Everything we do online is driven by a pursuit of four goals:

  1. Exploration
  2. Consumption
  3. Creation
  4. Participation

When I first discovered the web as a teenager, my desire to explore, previously satisfied by a few acres of Ohio woods near my home, suddenly seized on the endless horizon of digital spaces. Exploration leads naturally into consumption, as the hunter-gatherer instinct to collect and ingest takes over. I bookmarked. I read, broadly and deeply. I looked and looked, first at images, and then at video as it came along. But exploration and consumption were not enough. I had to create the thing that brought me so much pleasure. I learned to design and code and I built and built and built.

The disappointing truth

What’s always bothered me is that, for all my professed love of the web, I’ve participated very little. In comparison to the time and energy I spend in exploration, consumption and creation, I spend very little time connecting to other people through this medium. And isn’t that kind of the point of the web, after all? In 16 years online, I’ve mostly been a lurker. That fact is very disappointing to me.

I was reflecting recently on my lack of participation. Everyone has reasons for what they do and don’t do. What were mine? I think it’s three things.

1. I have a greater desire for the other goals

It’s not that I don’t want to be an active participant in online culture. I want to connect with other humans. But my desire to search, to discover, to learn, and to build often outweighs my desire to communicate and relate with others.

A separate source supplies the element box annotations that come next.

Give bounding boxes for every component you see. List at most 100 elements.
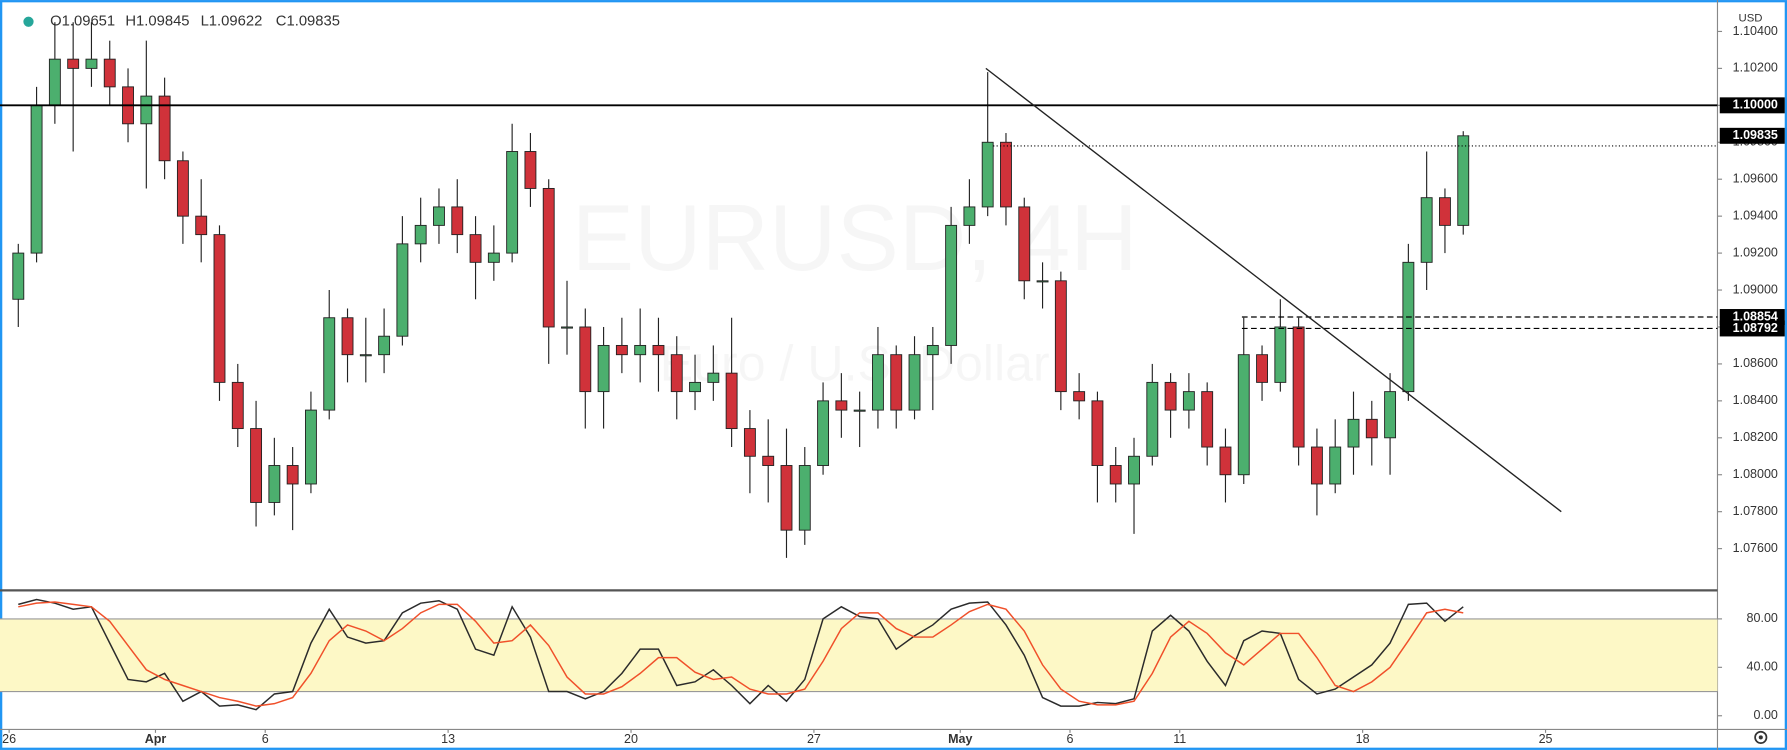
candle-body (268, 465, 281, 503)
candle-body (158, 95, 171, 162)
candle-body (1201, 391, 1214, 448)
candle-body (670, 354, 683, 393)
indicator-line (18, 598, 1464, 711)
candle-body (853, 409, 866, 412)
candle-body (1109, 465, 1122, 485)
candle-body (1402, 261, 1415, 393)
candle-body (1310, 446, 1323, 485)
candle-body (231, 381, 244, 430)
candle-body (414, 224, 427, 245)
y-tick-label: 0.00 (1754, 708, 1778, 722)
x-tick-label: 25 (1539, 732, 1553, 746)
ohlc-value: C1.09835 (276, 14, 340, 30)
candle-body (725, 372, 738, 430)
candle-body (1164, 381, 1177, 411)
x-tick-label: May (948, 732, 972, 746)
candle-body (433, 206, 445, 226)
candle-body (1128, 455, 1140, 485)
candle-body (1347, 418, 1360, 448)
candle-body (195, 215, 208, 236)
watermark: EURUSD, 4H (572, 185, 1138, 290)
y-tick-label: 1.08200 (1733, 430, 1778, 444)
candle-body (1384, 391, 1397, 439)
x-tick-label: 26 (2, 732, 16, 746)
candle-body (561, 326, 573, 329)
candle-body (872, 354, 884, 411)
y-tick-label: 40.00 (1747, 660, 1778, 674)
candle-body (908, 354, 921, 411)
candle-body (103, 58, 116, 88)
candle-body (615, 344, 628, 356)
candle-body (48, 58, 61, 106)
x-tick-label: 18 (1356, 732, 1370, 746)
candle-body (341, 317, 354, 356)
x-tick-label: 6 (1067, 732, 1074, 746)
candle-body (1457, 135, 1470, 226)
candle-body (30, 104, 43, 254)
x-tick-label: 13 (441, 732, 455, 746)
x-tick-label: 6 (262, 732, 269, 746)
gear[interactable] (1754, 730, 1768, 744)
y-tick-label: 1.10400 (1733, 24, 1778, 38)
candle-body (1073, 391, 1086, 402)
price-label-box (1719, 127, 1785, 144)
candle-body (286, 465, 299, 485)
plot (0, 22, 1718, 558)
candle-body (1000, 141, 1012, 208)
ohlc-value: H1.09845 (125, 14, 189, 30)
candle-body (890, 354, 903, 411)
price-label: 1.09835 (1733, 128, 1778, 142)
candle-body (597, 344, 610, 393)
price-label: 1.08792 (1733, 321, 1778, 335)
y-tick-label: 1.09200 (1733, 245, 1778, 259)
candle-body (487, 252, 500, 263)
candle-body (1274, 326, 1287, 383)
candle-body (1036, 280, 1049, 283)
candle-body (469, 234, 482, 263)
indicator-line (18, 601, 1464, 707)
candle-body (1329, 446, 1342, 485)
settings-icon[interactable] (1754, 730, 1768, 744)
candle-body (762, 455, 775, 466)
y-tick-label: 80.00 (1747, 611, 1778, 625)
candle-body (1018, 206, 1031, 282)
candle-body (707, 372, 720, 383)
price-label: 1.08854 (1733, 309, 1778, 323)
candle-body (579, 326, 592, 393)
band (0, 618, 1718, 692)
candle-body (451, 206, 464, 236)
candle-body (689, 381, 701, 393)
candle-body (1439, 197, 1451, 226)
gear-center[interactable] (1758, 735, 1763, 740)
y-tick-label: 1.07800 (1733, 504, 1778, 518)
y-tick-label: 1.07600 (1733, 541, 1778, 555)
y-tick-label: 1.09400 (1733, 208, 1778, 222)
candle-body (359, 354, 372, 357)
candle-body (817, 400, 830, 466)
candle-body (1219, 446, 1232, 476)
candle-body (524, 151, 537, 189)
candle-body (67, 58, 80, 69)
price-label-box (1719, 320, 1785, 337)
candle-body (780, 465, 793, 531)
y-tick-label: 1.09000 (1733, 282, 1778, 296)
candle-body (378, 335, 391, 356)
candle-body (1182, 391, 1195, 411)
candle-body (634, 344, 647, 356)
candle-body (1292, 326, 1305, 448)
candle-body (12, 252, 25, 300)
candle-body (963, 206, 976, 226)
candle-body (835, 400, 848, 411)
candle-body (981, 141, 994, 208)
ohlc-value: O1.09651 (50, 14, 115, 30)
trend-line (985, 67, 1562, 513)
candle-body (1256, 354, 1268, 383)
candle-body (926, 344, 939, 356)
candle-body (1237, 354, 1250, 476)
candle-body (945, 224, 958, 346)
candle-body (304, 409, 317, 485)
x-tick-label: 27 (807, 732, 821, 746)
candle-body (1146, 381, 1159, 457)
candle-body (250, 428, 263, 503)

2. Participation is the most difficult for me

Participation requires the most emotional energy and it feels the riskiest. I’m afraid of criticism, of not being like and accepted, of being misunderstood or simply ignored. Exploration and consumption are easy by comparison. Creation, although difficult, is manageable because I enjoy the process of building so much.

3. My habits are set

My online habits have been established over the years by choosing to do what is easiest and what I desire most. Even if my desire for participation grows and the difficult of doing so lessens, my behaviors are still largely governed by the habits I’ve made.

And now, a reset

I think I’ve been off track. It’s absurd to love a tool more than it’s purpose, a means of connecting people more than people. I need to change and I’ll need to move backward to do so. I need to change my habits, limiting my time exploring and consuming and increasing my time connecting with others. I need to accept that participation is difficult and…do it anyway. I need to change what it is I want and care more about people than my own growth and accomplishment.